As an example, Soline mentions a medical clinic might be committing just enough fraud against one insurance company to stay under the carrier's radar, but if investigators had the ability to study the data from multiple companies, they might find a pattern. Most companies enter their data into the ISO claims database, and Soline says he is glad to see ISO is going to a universal format that will provide richer data. “As more companies convert over to [universal format], I think [data] will become more valuable,” he predicts. “But I'm not talking just about claims data. There is a ton of information that's available. The more [carriers] share, the more productive everybody is going to be.”

Improvement will come with the development of electronic claims files and having the adjusters use them, Sumner believes. “As the industry starts to figure out how to overlay its underwriting with its claims to start drawing parallels, that's when you are going to start seeing things evolve,” he says. “You are going to see the industry using its claims data to help in predicting underwriting results and the whole decision-making process. As the industry invests in technology, it's not only for fraud, it's for other cost-efficient measures.”

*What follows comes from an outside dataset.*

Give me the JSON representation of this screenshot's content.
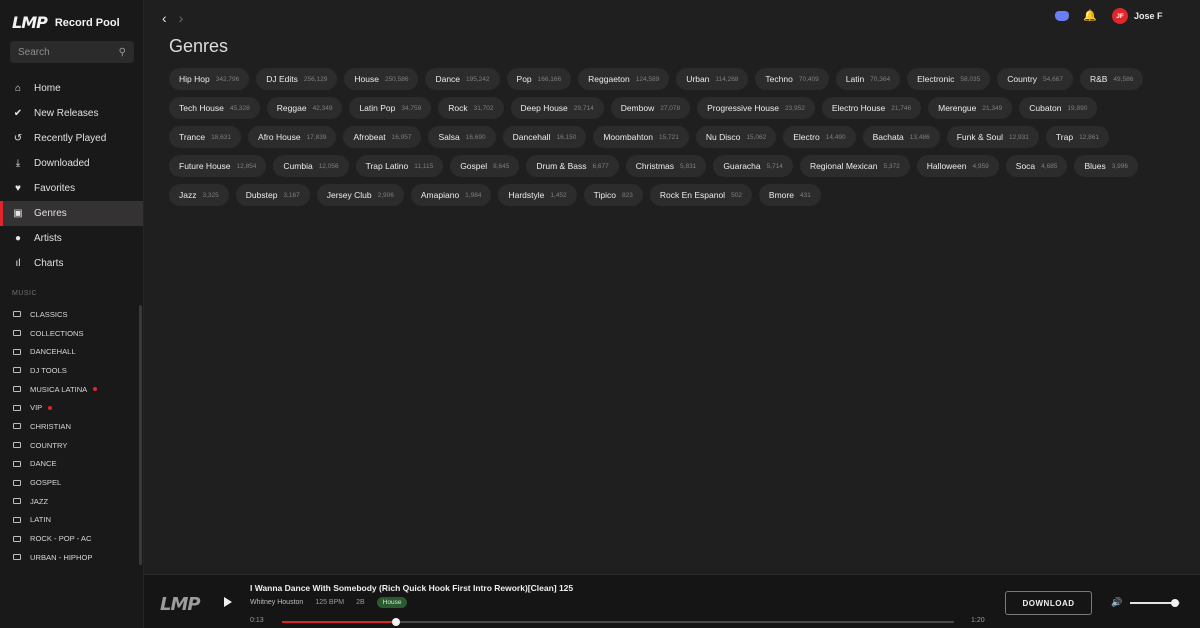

As for the industrywide data, Sargent contends the data that resides within ISO is extremely valuable, but he feels allowing the industry to capture additional data as it pertains to suspicious claims would increase the success of SIUs significantly. “If companies can share not only the fact there was a claim but the fact there was a fraud investigation by the SIU, that's going to add some significant value to the industry as we move forward,” he says. “We think there's real opportunity with the data that sits out there that's been untapped.”

However, there is a resistance in most companies in sharing data, Elder believes. “People see only danger in sharing their data,” he says. “The guardians of data tend to be extremely protective of it even with peers within their own organization.”